In US Census data,`FIPS` are also tied to Core Based Statistical Areas (CBSAs) that consist mutually exclusive Metropolitan, (metros with populations above 50,000) and Micropolitan Statistical Areas (populations above 10,000 and below 50,000). Further details and examples are provided on the Census Crosswalks [page](https://urbaninstitute.github.io/nccs/datasets/census/) of the Urban NCCS Site. Thus, geographic filtering with US Census units requires crosswalking units across multiple levels, such as county and CBSA.
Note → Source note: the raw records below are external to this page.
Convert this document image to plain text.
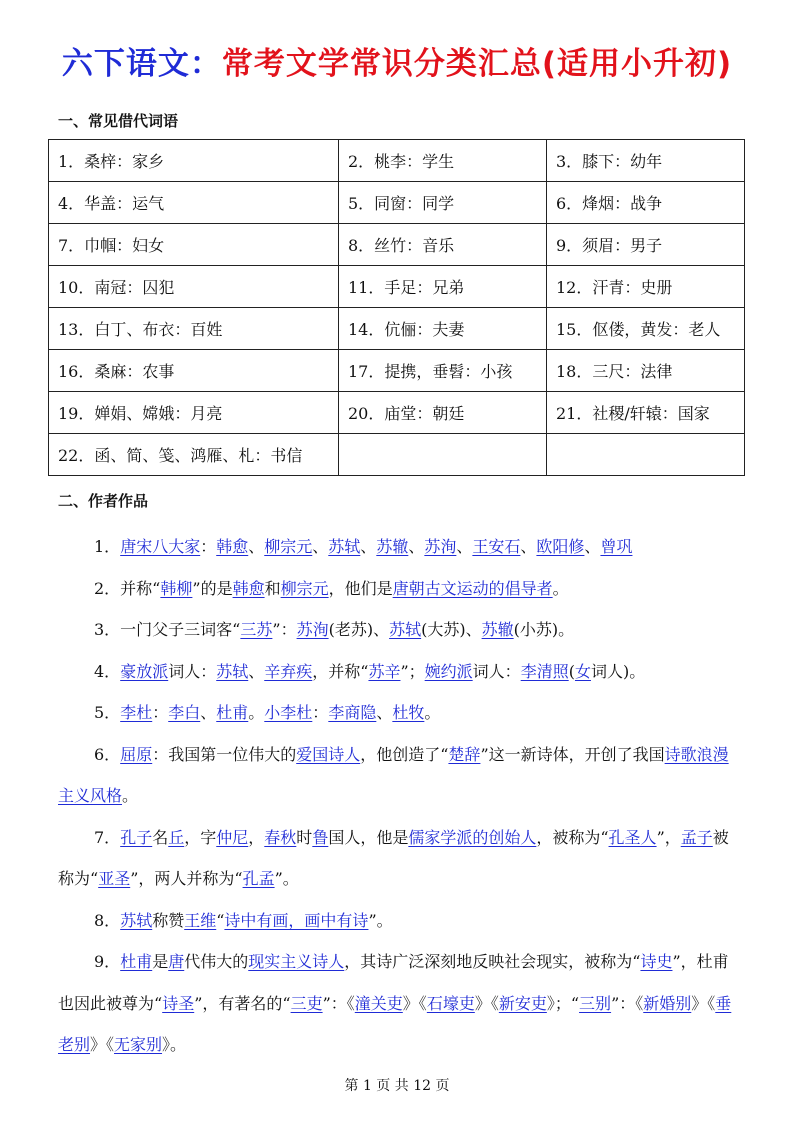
六下语文：常考文学常识分类汇总(适用小升初)
一、常见借代词语
1．桑梓：家乡	2．桃李：学生	3．膝下：幼年
4．华盖：运气	5．同窗：同学	6．烽烟：战争
7．巾帼：妇女	8．丝竹：音乐	9．须眉：男子
10．南冠：囚犯	11．手足：兄弟	12．汗青：史册
13．白丁、布衣：百姓	14．伉俪：夫妻	15．伛偻，黄发：老人
16．桑麻：农事	17．提携，垂髫：小孩	18．三尺：法律
19．婵娟、嫦娥：月亮	20．庙堂：朝廷	21．社稷/轩辕：国家
22．函、简、笺、鸿雁、札：书信		
二、作者作品

1．唐宋八大家：韩愈、柳宗元、苏轼、苏辙、苏洵、王安石、欧阳修、曾巩

2．并称“韩柳”的是韩愈和柳宗元，他们是唐朝古文运动的倡导者。

3．一门父子三词客“三苏”：苏洵(老苏)、苏轼(大苏)、苏辙(小苏)。

4．豪放派词人：苏轼、辛弃疾，并称“苏辛”；婉约派词人：李清照(女词人)。

5．李杜：李白、杜甫。小李杜：李商隐、杜牧。

6．屈原：我国第一位伟大的爱国诗人，他创造了“楚辞”这一新诗体，开创了我国诗歌浪漫主义风格。

7．孔子名丘，字仲尼，春秋时鲁国人，他是儒家学派的创始人，被称为“孔圣人”，孟子被称为“亚圣”，两人并称为“孔孟”。

8．苏轼称赞王维“诗中有画，画中有诗”。

9．杜甫是唐代伟大的现实主义诗人，其诗广泛深刻地反映社会现实，被称为“诗史”，杜甫也因此被尊为“诗圣”，有著名的“三吏”：《潼关吏》《石壕吏》《新安吏》；“三别”：《新婚别》《垂老别》《无家别》。

第 1 页 共 12 页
In this vignette, we will first explore these CBSA FIPS codes with the `geo_preview()` function before demonstrating how these CBSA FIPS can be linked to county FIPS codes via `map_countyfips()`.
```{r dependencies}
library(nccsdata)
```
## Exploring CBSA FIPS codes
The `geo_preview()` function allows users to preview and retrieve CBSA FIPS codes and/or their associated metadata from a specific state. In the following code snippet, `geo_preview()` returns the names of all CBSAs and their associated FIPS codes. The `within` argument takes the desired state, in abbreviated form, as input while the `geo` argument returns the specified columns.
```{r}
geo_preview( geo=c("cbsa","cbsafips"), within="FL", type="metro" )
```
In the above code chunk, the function returns the names of all CBSAs and their
associated FIPS codes. `within` takes the desired state as input while `geo` returns
the specified columns. `geo` can also be used to return county metadata.
```{r}
geo_preview(geo = c("cbsa", "county", "cbsafips"), within = "FL", type = "metro")
```
## Metropolitan and Micropolitan Data
Since CBSAs include a combination of [metropolitan or micropolitan statistical areas](https://www.census.gov/programs-surveys/metro-micro/about.html), `geo_preview()` allows the user to select either unit using the `type` argument.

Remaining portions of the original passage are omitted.